Cortwright levantó la mano. Cooper se interrumpió, tartamudeando, y no tardó en asestar un rápido mordisco a una uña.

—Si mal no recuerdo —prosiguió el locutor—, los científicos espaciales vienen repitiendo desde hace años que hace falta energía para efectuar cambios en el espacio. Se requirió mucha energía para poner a la Prometeo en órbita y hará falta mucha para hacerla descender. Supongo, por tanto, que permanecerá en órbita mientras no se la arranque de allí.

—Sí, sí, por supuesto —exclamó Cooper, que vibraba en la silla con la intensidad de sus sentimientos—. Así sería si la órbita estuviera más allá de la atmósfera, pero la Prometeo no ha llegado allí; a esa altura aún hay restos de aire. Ese aire irá frenando lentamente su marcha. Eso es lo que se denomina «órbita descendente».

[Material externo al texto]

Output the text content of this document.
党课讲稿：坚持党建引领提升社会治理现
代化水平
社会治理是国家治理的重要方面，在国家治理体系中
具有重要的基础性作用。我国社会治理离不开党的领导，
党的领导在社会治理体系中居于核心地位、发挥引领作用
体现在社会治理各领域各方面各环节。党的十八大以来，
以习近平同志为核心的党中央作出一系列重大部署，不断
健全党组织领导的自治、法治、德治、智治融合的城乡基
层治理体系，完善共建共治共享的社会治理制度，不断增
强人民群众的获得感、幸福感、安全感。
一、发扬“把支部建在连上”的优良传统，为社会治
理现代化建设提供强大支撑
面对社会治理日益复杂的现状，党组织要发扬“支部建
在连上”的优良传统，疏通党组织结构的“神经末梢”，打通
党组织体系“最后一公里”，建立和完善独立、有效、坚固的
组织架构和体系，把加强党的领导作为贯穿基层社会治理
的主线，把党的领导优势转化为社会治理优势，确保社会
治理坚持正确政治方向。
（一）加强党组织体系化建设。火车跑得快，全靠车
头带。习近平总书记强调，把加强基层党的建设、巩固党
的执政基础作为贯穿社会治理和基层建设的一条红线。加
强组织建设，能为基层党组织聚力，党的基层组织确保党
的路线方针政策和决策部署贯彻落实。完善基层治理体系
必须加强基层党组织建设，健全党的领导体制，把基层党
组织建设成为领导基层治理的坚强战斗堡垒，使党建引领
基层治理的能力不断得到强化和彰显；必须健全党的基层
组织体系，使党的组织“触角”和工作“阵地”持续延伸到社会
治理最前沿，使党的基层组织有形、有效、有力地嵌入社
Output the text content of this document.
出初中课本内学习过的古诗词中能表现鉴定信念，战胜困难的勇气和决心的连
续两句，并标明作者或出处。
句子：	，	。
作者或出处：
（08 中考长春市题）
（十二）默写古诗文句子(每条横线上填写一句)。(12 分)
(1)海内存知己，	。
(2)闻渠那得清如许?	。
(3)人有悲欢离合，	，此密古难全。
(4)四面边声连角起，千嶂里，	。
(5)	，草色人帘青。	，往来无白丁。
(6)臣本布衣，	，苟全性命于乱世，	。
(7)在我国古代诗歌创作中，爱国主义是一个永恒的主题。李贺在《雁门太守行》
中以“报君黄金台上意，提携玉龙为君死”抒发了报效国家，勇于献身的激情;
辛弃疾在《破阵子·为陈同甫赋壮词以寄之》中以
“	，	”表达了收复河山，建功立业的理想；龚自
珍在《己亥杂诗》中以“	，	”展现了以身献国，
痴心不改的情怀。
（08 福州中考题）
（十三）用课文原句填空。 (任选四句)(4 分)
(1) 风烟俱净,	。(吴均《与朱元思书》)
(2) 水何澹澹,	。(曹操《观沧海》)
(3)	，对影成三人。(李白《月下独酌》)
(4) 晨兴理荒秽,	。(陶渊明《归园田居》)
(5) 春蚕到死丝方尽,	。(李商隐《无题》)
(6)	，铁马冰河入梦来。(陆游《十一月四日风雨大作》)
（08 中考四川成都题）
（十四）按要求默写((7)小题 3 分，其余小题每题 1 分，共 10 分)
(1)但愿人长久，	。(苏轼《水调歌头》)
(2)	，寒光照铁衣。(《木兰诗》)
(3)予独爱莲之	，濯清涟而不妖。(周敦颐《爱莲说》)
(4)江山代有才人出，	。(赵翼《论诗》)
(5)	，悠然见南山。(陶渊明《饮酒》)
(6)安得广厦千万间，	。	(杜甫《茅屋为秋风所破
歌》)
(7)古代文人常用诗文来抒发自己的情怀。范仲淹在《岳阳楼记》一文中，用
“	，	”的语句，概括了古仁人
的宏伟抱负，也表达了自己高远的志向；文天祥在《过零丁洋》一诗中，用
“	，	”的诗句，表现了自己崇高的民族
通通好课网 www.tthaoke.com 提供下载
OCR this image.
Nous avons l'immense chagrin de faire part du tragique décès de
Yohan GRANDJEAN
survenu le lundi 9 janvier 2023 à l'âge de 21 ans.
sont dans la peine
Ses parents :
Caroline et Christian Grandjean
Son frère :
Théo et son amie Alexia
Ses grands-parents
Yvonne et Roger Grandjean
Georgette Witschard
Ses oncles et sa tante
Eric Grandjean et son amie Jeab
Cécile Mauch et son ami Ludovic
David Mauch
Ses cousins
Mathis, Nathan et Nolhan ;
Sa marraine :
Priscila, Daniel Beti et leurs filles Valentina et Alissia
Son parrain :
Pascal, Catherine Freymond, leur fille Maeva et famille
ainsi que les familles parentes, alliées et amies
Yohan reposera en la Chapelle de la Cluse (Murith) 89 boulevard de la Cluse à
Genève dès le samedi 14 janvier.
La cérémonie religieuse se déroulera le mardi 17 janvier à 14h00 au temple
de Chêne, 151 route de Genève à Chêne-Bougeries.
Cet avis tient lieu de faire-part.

—Cómo me gustaría matar a ese melenudo hijo de puta —murmuró Bandín.

—Como todo el mundo sabe, en el caso de un satélite la altura equivale a la velocidad. Cuanto más velocidad lleva, más sube, al igual que una piedra atada al extremo de un hilo. El hilo representa la fuerza de gravedad; la velocidad es lo que mantiene la órbita. Si la Prometeo pierde velocidad irá descendiendo y a medida que descienda se encontrará con aire cada vez más denso, debido a lo cual seguirá perdiendo velocidad. Al fin acabará por abandonar la órbita para caer a la Tierra.

—En ese caso se incendiará debido a la fricción de la atmósfera, como ha ocurrido con otros satélites y propulsores que cayeron —observó Cortwright, sereno.

—¿Está seguro?

Cooper se levantó de un salto, tan bruscamente que su cabeza desapareció por un momento, hasta que el cámara logró enfocarle otra vez.

—Los propulsores más pequeños, sí; arden como meteoritos. Pero la Tierra ha recibido el choque de muchos meteoritos, algunos de los cuales están en los museos. El Cráter del Meteoro, en Arizona, muestra el sitio donde un enorme objeto atravesó nuestra atmósfera y cavó ese hoyo inmenso en el suelo. En 1908 el meteoro Tanguska barrió un bosque entero en Rusia y mató…

—Pero la Prometeo, doctor Cooper, no es tan grande.

—¡Es bastante grande! Tiene el tamaño de un bombardero. Lo bastante como para caer sin desintegrarse a través de la atmósfera. ¿Se da cuenta de lo que pasaría si un bombardero cayera del cielo en un solo bloque y se estrellara contra esta ciudad?

—No parece muy probable.

—¿No?

La cámara volvió a correr tras Cooper, que se había vuelto hacia un gran globo terráqueo.

—Fíjese en el trayecto que sigue esa bomba estelar. En este momento pasa sobre nosotros, cruzando los Estados Unidos, Nueva York, el océano, y va bajando poco a poco hacia Londres, París, Berlín y Moscú. Va describiendo una trayectoria así.

Y con un marcador rojo trazó velozmente una línea entre todas esas ciudades.

—Es una bomba con toda la energía explosiva de la que arrasó Hiroshima. Si cayera sobre una de estas ciudades, ¿qué pasaría? ¿Qué opina usted?

En el despacho presidencial reinó un silencio absoluto. Al fin lo rompieron las suaves palabras del general Bannerman:

—Ahora sí que todo el mundo está enterado.